The second Sutta deals with the six principles of cordiality. Election time seems to bring about a less civil discourse and it’s worthwhile to consider this Sutta now!

“There are six principles of cordiality that create love and respect and are conducive to cohesion, nondispute, concord, and unity. What are these six?

Here a person maintains;
bodily acts of loving-kindness both in public and private towards their companions…

verbal acts of loving-kindness both in public and private towards their companion..

mental acts of loving-kindness both in public and private towards their companion…

One enjoys things in common with one’s virtuous companions; without making reservations one shares with them any righteous gain that one has obtained even the contents of one’s alms bowl.

One dwells both in public and private possessing in common with their companions in the holy life those virtues that are unbroken, untorn, unblemished, unmottled, freeing, praised by the wise, ungrasped, leading to concentration.

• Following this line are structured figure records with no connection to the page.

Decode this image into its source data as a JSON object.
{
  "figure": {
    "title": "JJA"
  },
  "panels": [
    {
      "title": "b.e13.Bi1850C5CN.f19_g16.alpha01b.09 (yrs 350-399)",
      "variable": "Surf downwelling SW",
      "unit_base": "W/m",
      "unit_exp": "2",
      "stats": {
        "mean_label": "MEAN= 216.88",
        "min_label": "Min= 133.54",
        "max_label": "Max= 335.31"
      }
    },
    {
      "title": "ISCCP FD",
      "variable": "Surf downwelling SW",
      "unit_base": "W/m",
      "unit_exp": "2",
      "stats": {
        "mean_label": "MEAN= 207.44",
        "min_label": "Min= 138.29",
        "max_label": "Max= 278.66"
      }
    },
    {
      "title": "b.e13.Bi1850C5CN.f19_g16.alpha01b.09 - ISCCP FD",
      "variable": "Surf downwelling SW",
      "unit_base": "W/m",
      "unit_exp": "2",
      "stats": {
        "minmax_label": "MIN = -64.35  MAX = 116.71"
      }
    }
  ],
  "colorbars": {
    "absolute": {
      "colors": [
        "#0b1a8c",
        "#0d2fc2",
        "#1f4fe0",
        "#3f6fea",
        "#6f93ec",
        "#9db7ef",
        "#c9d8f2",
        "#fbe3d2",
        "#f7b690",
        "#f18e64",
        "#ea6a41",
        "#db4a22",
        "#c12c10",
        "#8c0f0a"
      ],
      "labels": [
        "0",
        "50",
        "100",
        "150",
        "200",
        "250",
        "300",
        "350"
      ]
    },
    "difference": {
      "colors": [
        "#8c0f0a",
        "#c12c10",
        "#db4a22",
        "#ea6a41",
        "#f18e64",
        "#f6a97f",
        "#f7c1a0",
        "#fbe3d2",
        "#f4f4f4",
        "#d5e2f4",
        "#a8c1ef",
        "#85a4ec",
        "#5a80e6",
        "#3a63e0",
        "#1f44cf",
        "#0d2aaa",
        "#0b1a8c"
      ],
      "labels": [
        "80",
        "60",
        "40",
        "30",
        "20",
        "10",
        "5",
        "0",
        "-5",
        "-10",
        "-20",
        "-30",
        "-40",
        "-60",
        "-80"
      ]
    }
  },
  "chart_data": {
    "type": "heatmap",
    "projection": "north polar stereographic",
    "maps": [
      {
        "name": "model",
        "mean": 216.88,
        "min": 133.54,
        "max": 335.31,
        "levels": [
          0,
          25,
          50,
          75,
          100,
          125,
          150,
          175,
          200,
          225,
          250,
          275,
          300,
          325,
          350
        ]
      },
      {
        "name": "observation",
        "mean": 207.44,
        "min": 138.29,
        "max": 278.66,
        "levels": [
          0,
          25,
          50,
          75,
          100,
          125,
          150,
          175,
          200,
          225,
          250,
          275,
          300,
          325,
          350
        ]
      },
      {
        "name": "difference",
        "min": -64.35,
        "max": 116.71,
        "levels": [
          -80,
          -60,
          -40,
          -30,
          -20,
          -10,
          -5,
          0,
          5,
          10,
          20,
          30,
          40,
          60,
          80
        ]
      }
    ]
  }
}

One dwells both in public and private possessing in common with one’s virtuous companions that view that is noble, and emancipating, and leads one who practices in accordance with it to the complete destruction of suffering.

These are the principles of cordiality that creates love and respect, and are conducive to cohesion, to nondispute, to concord, and to unity.”

Our path to freedom and peace begins with our journey through the mundane. Our life as members of a family and community offers us opportunities to put these two suttas into practice. The world isn’t perfect i.e. the way we’d like it. It is simply the way it is! We can’t perfect the world but we can begin to perfect our intentions and actions and thereby we are perfecting the world. We all want respect; our children; the old, the rich; the poor, disabled; Jews; Palestinians, prisoners, and our partners. These two suttas point to ways to develop respect for others by using the teachings on cordiality to solve disputes. In that way these two suttas are meant to be taught and practiced together.